Slow progress for wind power industry
June 28, 2012 Category Alternative energy, Environment
“The second round of bidding for offshore concession projects, which had been scheduled to start in the first half of 2012, is likely to be put off due to significant delays in the first concession projects,” said Shi Pengfei, Vice President of the China Wind Energy Association. The second group of concession projects, totaling up to 2 GW, are to be built in Jiangsu, Hebei, Shandong, Zhejiang and Guangdong provinces. According to the National Energy Administration (NEA), China will build 5 GW of off-shore wind projects by 2015. But Shi said delays may mean missing the target. China’s installed off-shore wind power capacity was only 258 MW last year, statistics from the Global Wind Energy Council show, although China’s onshore wind power capacity is the world’s largest reaching almost 63 GW last year.

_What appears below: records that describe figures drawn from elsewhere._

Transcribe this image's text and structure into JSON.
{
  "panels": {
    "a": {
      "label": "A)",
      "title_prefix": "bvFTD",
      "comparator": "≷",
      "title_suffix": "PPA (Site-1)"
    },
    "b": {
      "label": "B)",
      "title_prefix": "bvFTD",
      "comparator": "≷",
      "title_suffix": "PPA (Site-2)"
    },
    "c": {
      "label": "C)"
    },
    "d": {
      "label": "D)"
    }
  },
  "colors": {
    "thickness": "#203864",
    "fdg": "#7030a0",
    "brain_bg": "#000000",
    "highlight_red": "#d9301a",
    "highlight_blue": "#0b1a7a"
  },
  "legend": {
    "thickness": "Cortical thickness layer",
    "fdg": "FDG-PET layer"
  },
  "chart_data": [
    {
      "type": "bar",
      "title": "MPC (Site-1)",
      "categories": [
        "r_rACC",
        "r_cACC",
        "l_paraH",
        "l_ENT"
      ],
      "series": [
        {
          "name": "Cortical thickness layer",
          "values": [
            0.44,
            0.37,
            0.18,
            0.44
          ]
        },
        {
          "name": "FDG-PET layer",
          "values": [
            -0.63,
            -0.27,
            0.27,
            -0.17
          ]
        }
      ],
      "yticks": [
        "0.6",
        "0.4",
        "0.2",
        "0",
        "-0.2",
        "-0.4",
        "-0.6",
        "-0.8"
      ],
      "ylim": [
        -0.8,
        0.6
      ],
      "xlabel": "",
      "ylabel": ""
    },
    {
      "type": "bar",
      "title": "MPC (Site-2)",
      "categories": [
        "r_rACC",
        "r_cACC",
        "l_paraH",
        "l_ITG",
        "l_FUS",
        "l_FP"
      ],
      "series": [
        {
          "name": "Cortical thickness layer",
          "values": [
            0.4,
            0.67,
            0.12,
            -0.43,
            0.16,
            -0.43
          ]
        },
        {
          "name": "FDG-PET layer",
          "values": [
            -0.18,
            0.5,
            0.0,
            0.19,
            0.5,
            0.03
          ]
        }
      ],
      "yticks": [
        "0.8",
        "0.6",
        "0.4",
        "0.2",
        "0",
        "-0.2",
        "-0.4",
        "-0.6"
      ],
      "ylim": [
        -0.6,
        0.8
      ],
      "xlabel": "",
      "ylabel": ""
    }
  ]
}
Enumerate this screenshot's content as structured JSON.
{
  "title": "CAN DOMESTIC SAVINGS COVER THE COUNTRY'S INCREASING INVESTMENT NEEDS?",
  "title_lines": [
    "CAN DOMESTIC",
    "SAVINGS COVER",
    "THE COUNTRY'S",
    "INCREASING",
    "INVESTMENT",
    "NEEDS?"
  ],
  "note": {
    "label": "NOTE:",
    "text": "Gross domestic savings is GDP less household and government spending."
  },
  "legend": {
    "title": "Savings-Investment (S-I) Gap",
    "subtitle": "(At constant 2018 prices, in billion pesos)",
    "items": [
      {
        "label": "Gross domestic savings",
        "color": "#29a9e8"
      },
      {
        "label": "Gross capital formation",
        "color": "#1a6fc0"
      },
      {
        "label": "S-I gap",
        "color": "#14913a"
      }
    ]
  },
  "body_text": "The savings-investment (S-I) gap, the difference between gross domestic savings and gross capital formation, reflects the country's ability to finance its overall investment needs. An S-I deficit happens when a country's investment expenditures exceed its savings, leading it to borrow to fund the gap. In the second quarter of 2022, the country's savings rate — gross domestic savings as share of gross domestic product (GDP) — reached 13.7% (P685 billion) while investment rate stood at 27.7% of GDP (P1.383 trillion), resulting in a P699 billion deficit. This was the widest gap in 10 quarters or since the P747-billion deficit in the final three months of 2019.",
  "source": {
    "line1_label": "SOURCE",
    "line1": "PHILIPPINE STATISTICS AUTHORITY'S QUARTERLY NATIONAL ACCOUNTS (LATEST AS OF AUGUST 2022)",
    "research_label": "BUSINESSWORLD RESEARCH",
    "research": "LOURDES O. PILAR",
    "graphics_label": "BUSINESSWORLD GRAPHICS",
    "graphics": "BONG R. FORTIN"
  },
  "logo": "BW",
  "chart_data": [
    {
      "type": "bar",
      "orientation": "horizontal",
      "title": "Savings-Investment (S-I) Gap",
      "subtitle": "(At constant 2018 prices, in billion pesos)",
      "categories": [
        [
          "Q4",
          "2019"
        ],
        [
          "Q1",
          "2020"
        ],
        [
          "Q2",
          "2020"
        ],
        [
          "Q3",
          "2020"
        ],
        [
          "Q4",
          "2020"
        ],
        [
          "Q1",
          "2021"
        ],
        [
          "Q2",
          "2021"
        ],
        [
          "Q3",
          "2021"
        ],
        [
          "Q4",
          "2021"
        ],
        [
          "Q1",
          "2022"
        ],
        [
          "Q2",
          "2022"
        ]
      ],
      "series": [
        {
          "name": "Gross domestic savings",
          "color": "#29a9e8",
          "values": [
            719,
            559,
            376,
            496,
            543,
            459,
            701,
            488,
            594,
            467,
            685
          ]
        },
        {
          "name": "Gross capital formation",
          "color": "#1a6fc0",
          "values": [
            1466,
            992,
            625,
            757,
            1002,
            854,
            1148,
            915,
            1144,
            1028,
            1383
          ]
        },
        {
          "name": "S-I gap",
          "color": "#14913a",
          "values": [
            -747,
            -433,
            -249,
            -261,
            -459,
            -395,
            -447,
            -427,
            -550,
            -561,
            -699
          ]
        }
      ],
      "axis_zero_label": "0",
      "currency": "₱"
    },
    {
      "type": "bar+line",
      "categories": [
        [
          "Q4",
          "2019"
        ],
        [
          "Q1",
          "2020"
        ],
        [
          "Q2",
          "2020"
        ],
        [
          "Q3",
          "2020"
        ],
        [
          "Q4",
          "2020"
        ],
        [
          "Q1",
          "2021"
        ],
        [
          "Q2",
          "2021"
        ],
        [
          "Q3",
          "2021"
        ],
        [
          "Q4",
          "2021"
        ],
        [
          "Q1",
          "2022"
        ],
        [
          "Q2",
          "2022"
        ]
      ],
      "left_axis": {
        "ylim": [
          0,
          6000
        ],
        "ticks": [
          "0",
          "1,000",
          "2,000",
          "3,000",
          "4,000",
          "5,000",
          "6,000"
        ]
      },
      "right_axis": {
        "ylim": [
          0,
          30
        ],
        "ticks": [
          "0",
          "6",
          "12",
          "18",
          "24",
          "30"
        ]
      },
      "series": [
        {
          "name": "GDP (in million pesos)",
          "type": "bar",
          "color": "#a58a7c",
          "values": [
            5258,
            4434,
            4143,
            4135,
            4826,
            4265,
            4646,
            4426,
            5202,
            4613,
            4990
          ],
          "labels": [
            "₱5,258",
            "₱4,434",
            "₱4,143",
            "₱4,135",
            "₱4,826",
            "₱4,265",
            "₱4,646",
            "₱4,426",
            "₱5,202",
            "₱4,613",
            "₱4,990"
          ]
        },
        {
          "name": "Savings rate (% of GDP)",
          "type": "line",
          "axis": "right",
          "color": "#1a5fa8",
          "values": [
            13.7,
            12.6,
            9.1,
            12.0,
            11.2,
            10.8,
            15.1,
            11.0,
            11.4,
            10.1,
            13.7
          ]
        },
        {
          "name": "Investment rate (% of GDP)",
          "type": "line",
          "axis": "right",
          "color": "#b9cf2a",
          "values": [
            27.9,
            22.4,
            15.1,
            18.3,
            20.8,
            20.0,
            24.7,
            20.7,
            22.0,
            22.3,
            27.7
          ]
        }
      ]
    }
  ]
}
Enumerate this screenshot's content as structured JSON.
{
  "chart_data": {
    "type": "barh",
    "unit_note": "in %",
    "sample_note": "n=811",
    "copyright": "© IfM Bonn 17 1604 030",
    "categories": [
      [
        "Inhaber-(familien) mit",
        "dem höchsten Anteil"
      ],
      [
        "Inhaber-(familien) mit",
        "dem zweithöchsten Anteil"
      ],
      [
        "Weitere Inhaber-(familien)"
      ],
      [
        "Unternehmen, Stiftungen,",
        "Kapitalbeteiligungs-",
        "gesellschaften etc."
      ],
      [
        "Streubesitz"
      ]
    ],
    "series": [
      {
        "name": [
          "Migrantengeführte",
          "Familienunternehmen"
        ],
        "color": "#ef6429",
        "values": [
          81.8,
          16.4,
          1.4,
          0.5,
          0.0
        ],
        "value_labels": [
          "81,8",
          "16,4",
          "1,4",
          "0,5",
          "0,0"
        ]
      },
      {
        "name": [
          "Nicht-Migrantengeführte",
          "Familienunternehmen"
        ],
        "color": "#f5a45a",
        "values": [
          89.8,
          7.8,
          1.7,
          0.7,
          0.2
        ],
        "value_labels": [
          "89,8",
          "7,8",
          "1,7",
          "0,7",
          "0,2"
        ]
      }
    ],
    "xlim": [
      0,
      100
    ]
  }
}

In 2010, China awarded four contracts in the first round of bids to construct 1 GW of wind capacity in off-shore and intertidal (shoreline areas exposed at low tide) concession projects that were to be completed in four years. However, construction hasn’t started on the projects. “A lack of coordination among different government bodies” was one cause of the delays, said Liu Qi, Deputy General Manager of Shanghai Electric Wind Power Equipment Co, a wind turbine manufacturer. Industry participants also mention site changes, environmental issues and low feed-in tariffs as reasons for the lack of progress. Since China’s wind farm developers were competing for the first off-shore projects regardless of price to get a foothold in the market, the average feed-in-tariff was only about CNY0.7 per kilowatt hour, which barely covers costs. An economically viable off-shore feed-in tariff should be at least CNY0.8 per kWh, according to turbine makers and wind farm operators. China’s only offshore wind farm in commercial operation is the 102 MW Shanghai East Sea Bridge Off-shore Wind Farm, which went into operation in June 2010. The feed-in tariff for this project was CNY0.978 per kWh. “The government will review the first four off-shore projects and changes in the feed-in tariff are likely,” said Li Junfeng, President of the China Renewable Energy Industries Association.